Según antiguas costumbres, a principios de año, cada familia prepara pasteles, mermeladas y frutas para visitar a sus abuelos paternos y maternos, así como a sus familiares más cercanos. Esta práctica se denomina "desearles un feliz año nuevo". Toda la familia acude junta: abuelos, padres e hijos se reúnen en gran número. En el ambiente solemne del altar ancestral, se enciende incienso, se extiende el humo y se ofrecen oraciones con reverencia. Es un momento en el que los descendientes se vuelven hacia sus antepasados y orígenes, rezando por un año nuevo en paz, una familia armoniosa y un negocio próspero.
Ante todo, felicitar el Año Nuevo es celebrar un nuevo comienzo. Es celebrar un año más en la vida de cada persona. En un ambiente primaveral, junto a una cálida mesa de té, mientras el incienso del altar se asienta, los abuelos bendicen a sus nietos y los padres envían sus buenos deseos a sus hijos. Se intercambian sobres rojos con ambas manos, acompañados de miradas tiernas y sonrisas cálidas, transmitiendo amor y esperanza por un año pacífico, próspero y afortunado.
El valor de felicitar el Año Nuevo no reside en la cantidad de dinero que contiene el sobre rojo, sino en el significado de regalarlo al comenzar el año. El sobre rojo representa un deseo de paz y buena fortuna, enviado con respeto y amor. De esta manera, felicitar el Año Nuevo se convierte en una forma de conectar a las generaciones de la familia, comenzando el nuevo año con alegría y calidez. Junto con el sobre de Año Nuevo, se encuentran los amables consejos de los abuelos a sus nietos. No son sermones ni crueldades, sino recordatorios y palabras de aliento sobre cómo vivir y ser una buena persona. Es a partir de estos consejos, y del ejemplo de quienes los precedieron, que los niños aprenden a crecer plenamente, no solo en términos de edad, sino también en términos de disciplina, carácter y responsabilidad hacia la familia y la sociedad.
Hoy en día, la costumbre de felicitar el Año Nuevo se conserva, pero también ha experimentado cambios humanitarios. En muchas familias, cuando los hijos y nietos han crecido y tienen un trabajo estable, felicitan el Año Nuevo a sus abuelos y padres. Los sobres que se entregan no son simplemente para desear buena suerte, sino para desear longevidad, con la esperanza de que los abuelos y padres vivan una vida larga, saludable y feliz rodeados de sus hijos y nietos. De este modo, se extiende un círculo de amor a lo largo de los años.

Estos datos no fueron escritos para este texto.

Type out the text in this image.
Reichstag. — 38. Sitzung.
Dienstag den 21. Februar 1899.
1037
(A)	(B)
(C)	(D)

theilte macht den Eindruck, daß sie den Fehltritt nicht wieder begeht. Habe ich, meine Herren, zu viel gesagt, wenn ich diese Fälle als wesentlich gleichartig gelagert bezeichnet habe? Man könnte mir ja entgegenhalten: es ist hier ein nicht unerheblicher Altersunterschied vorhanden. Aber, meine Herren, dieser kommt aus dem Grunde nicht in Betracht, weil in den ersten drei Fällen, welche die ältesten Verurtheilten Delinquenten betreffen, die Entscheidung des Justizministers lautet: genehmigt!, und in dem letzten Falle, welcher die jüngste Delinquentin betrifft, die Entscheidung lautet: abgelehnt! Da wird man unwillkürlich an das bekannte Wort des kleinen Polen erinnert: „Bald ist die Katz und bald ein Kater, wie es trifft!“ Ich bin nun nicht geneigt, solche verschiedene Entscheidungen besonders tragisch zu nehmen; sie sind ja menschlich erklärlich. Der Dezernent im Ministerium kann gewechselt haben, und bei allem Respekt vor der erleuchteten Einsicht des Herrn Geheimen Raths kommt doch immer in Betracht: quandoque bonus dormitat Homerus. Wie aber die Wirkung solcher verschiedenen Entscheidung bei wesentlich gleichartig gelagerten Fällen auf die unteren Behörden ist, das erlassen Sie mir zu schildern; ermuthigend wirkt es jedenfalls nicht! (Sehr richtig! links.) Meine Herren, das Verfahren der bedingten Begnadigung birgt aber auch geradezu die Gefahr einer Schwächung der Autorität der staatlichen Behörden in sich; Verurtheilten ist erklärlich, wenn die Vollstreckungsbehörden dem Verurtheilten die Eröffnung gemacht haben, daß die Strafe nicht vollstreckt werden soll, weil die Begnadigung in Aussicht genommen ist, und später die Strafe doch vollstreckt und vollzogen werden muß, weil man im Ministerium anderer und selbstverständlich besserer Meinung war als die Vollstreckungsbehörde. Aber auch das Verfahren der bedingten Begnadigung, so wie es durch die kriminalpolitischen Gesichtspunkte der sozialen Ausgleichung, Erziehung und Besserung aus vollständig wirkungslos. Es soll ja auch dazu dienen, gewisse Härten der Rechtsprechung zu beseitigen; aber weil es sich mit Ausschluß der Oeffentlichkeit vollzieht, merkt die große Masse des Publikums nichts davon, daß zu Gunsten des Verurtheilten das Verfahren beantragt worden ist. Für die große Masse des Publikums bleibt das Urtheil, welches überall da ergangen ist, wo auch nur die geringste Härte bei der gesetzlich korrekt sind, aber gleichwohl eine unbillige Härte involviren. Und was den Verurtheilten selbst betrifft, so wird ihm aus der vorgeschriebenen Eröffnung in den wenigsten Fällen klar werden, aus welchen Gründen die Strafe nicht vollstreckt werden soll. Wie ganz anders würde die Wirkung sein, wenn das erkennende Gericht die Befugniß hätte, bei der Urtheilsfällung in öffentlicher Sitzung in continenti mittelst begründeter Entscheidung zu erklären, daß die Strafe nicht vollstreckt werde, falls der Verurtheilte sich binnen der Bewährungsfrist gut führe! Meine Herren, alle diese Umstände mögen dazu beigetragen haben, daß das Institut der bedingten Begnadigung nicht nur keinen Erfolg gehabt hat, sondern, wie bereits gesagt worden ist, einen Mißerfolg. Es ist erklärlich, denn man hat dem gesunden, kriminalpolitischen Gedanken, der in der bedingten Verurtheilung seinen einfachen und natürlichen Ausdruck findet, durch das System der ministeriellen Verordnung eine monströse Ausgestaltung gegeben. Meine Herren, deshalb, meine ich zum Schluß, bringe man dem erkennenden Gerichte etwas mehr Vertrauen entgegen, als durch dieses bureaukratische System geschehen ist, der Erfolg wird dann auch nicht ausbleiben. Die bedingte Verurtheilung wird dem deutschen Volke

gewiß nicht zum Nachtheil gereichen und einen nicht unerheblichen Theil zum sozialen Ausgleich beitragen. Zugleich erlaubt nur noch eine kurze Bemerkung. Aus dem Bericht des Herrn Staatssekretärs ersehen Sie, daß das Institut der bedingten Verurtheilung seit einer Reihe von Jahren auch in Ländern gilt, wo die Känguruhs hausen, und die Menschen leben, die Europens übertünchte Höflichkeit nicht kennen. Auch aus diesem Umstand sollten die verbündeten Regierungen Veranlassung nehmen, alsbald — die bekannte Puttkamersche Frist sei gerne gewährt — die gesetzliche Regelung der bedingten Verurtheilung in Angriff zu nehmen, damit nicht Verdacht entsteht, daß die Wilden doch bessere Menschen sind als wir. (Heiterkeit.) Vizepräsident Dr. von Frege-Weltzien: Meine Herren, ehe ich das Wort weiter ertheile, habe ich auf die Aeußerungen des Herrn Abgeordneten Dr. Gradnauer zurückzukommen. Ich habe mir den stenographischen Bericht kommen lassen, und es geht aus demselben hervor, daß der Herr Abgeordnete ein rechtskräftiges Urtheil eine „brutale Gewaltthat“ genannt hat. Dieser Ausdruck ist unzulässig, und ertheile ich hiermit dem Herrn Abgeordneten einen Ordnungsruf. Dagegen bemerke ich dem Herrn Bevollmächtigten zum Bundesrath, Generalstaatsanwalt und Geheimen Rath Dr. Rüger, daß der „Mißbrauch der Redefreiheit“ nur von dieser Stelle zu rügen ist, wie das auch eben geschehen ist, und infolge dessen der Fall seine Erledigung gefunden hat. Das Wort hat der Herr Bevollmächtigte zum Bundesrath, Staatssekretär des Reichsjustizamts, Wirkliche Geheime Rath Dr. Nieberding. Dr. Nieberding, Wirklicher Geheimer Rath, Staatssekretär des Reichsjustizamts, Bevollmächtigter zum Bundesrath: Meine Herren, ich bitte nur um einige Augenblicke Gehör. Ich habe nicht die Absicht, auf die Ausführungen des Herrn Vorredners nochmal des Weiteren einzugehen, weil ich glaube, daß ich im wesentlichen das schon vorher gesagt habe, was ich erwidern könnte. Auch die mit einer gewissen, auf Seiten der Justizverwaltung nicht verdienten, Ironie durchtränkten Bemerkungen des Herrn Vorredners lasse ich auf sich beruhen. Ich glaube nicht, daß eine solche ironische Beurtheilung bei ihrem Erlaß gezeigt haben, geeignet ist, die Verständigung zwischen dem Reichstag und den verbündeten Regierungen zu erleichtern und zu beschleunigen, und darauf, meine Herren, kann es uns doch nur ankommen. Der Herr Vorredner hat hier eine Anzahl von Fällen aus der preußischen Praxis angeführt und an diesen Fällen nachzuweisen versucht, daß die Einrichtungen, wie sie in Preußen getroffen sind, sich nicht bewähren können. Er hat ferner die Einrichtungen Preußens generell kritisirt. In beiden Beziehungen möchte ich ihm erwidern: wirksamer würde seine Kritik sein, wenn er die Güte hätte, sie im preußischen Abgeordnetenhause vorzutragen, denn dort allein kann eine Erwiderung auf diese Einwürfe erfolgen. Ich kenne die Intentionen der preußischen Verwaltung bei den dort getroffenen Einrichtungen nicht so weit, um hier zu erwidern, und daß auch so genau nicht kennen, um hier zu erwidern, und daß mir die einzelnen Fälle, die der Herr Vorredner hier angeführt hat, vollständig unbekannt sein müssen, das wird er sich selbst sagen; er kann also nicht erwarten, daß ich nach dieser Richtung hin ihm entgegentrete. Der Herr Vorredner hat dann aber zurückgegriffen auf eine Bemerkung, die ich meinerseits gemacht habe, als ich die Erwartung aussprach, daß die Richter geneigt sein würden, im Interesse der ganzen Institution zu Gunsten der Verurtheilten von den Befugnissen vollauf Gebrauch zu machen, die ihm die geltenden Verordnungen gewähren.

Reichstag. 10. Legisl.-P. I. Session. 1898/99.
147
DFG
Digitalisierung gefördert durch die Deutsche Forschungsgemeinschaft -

Siguiendo la tradición de dar dinero de la suerte, hay alegres saludos de Año Nuevo. Les deseamos buena salud, negocios prósperos, una familia feliz y excelentes resultados académicos. Estos saludos, aparentemente familiares, se sienten nuevos cada año porque transmiten la fe en el futuro. Las risas y los alegres deseos de Año Nuevo se mezclan con el bullicio del primer día del año, haciendo que la casa se sienta aún más cálida.
La costumbre de felicitar el Año Nuevo suele tener lugar al comienzo del año nuevo, al comenzar el primer día. Es un momento sagrado, en el que las personas dejan de lado temporalmente las preocupaciones del año anterior y abren sus corazones a un nuevo comienzo. En ese momento, felicitar el Año Nuevo es una forma de dar amor y recibir fe y esperanza.
En medio de la vida moderna, donde muchos valores tradicionales corren el riesgo de desaparecer, la costumbre de felicitar el Año Nuevo aún se conserva como un hilo conductor entre el pasado y el presente. Aunque los métodos puedan cambiar y los sobres sean más sencillos o elaborados, el significado central permanece intacto: unión, piedad filial y el deseo de un año nuevo en paz.
La primavera ha vuelto. Entre el vibrante amarillo de las flores de albaricoque y los crisantemos, y el persistente aroma del incienso, la costumbre de felicitar el Año Nuevo persiste discretamente, formando el alma misma del Tet vietnamita. Un pequeño sobre, un deseo sincero: suficiente para comenzar un nuevo año lleno de calidez, paz y esperanza.